Утренние часы принадлежали ему, а послеобеденное время – ей. Она брала Бесподобного с собой и показывала ему верхний, овеваемый ветрами город. С неистовым изяществом Шэй летала над Лондоном и, слегка запыхавшаяся, с очередным набором синяков, стучала в задние двери богатых особняков, держа за спиной руки, чтобы скрыть свои ногти. С запада на восток и с севера на юг доставлялись изысканные конверты, запечатанные воском цвета сливок и вишни. Когда Бесподобный поспевал за ней, они прыгали и бегали вместе, и тогда казалось, что только им двоим из всего рода человеческого открыты радости жизни на крыше этого увенчанного облаками мира. Она предсказывала ему будущее по поведению птиц – неизменно драматическое, неизменно с приключениями, – и они, утоляя жажду, пили дождевую воду из потрескавшихся желобов горгулий. А если ему не удавалось угнаться за ней, она отпускала его обратно в средоточие своего нового мира: театр Блэкфрайерс.

Дни растягивались и разверзались, вмещая все чудеса театра. За те первые десять дней дали семь представлений, и ничто никогда еще не казалось Шэй таким истинно правильным. Казалось правильным пристально следить за сценическим действом, сознавая, как вращается вокруг освещенный живым пламенем театр. Казалось правильным, что волны зрительских голосов омывали ее, как вода – прибрежную гальку. Казалось правильным водить пальцем по странице, искать нужные слова – красивые слова, как райские птицы среди лондонских голубей. Она шептала их, смакуя на вкус экзотические определения – «Византийский. Проницательный. Дьявольский», – словно многобуквенные заклинания, миры в миниатюре.
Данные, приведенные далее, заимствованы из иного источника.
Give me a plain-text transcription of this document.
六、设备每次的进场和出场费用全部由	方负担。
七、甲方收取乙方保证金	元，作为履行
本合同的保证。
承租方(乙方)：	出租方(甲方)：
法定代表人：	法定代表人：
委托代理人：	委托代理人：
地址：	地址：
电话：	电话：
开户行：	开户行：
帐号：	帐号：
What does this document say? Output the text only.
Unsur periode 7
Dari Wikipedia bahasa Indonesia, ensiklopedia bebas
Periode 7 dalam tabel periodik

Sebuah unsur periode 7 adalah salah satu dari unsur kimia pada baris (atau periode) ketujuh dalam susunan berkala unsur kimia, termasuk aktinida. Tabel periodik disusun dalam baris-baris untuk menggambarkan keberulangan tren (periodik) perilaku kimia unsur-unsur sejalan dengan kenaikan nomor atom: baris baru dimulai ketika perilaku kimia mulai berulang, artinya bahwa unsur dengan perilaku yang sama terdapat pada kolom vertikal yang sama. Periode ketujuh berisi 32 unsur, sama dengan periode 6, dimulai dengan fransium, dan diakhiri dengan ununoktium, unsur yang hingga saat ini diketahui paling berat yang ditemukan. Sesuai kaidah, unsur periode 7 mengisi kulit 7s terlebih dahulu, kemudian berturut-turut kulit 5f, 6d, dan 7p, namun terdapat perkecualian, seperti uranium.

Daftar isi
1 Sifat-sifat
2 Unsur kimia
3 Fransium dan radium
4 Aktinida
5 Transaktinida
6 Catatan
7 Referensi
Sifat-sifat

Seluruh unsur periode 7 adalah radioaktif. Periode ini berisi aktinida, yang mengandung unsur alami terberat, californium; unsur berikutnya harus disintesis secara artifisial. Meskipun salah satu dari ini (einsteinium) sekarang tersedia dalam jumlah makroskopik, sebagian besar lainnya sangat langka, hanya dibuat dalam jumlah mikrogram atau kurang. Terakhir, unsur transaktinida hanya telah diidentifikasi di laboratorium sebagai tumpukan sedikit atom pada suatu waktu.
Но самым правильным казалось наблюдать незаметно за Бесподобным и блуждать с ним по его таинственным переулкам. В трех разных пьесах на этой неделе он играл три совершенно разные роли, но Шэй воспринимала их как одно длинное представление с продолжением. Подобно повторяющемуся сну, оно продолжалось вечер за вечером, не раскрывая полностью свою глубину. Перед ней, таинственно мерцая, разворачивались удивительные фрагменты: Бесподобный, рыдая, бежал по проходу в разорванном свадебном платье, и чьи-то руки невольно тянулись к нему из зала, одни сочувственно, другие вожделенно. В сцене боя труба Мавра издавала атональный шум, а затем незаметно соскользнула к траурной мелодии в тот самый момент, когда Алюэтта пристроила лист красного стекла перед фонарем: «звон осколков» – и сцена окрасилась древней как мир кровью. Возможно, сцену заливала бутафорская кровь, но эмоции она пробуждала самые настоящие. Радость. Любовь. Ужас. Одна сцена снова и снова возникала перед ее мысленным взором – Трасселл отыгрывал размышления Бесподобного. Стоя за стеклом, он отражал движения юной королевы – Бесподобного, когда она готовилась к свиданию, уже зная, как и зрители, что оно сулит ей смерть. Поначалу сцена выглядела комедийно, действия двух актеров так точно совпадали, что публика покатывалась со смеху, но затем лицо Трасселла, когда Бесподобный ушел, оставив свое отражение в одиночестве за стеклом, исполнилось выражением ужасного унижения и осознания: тогда она плакала так, как не плакала со дня смерти матери. К ее чувствам примешивался и страх. Всякий раз, когда Бесподобный выходил в зал, Шэй тревожилась за него. Только она могла видеть порождаемые им взгляды, хотя бросающие такие взгляды думали, что их чувства скрыты тьмой зала: зависть, вожделение, ненависть.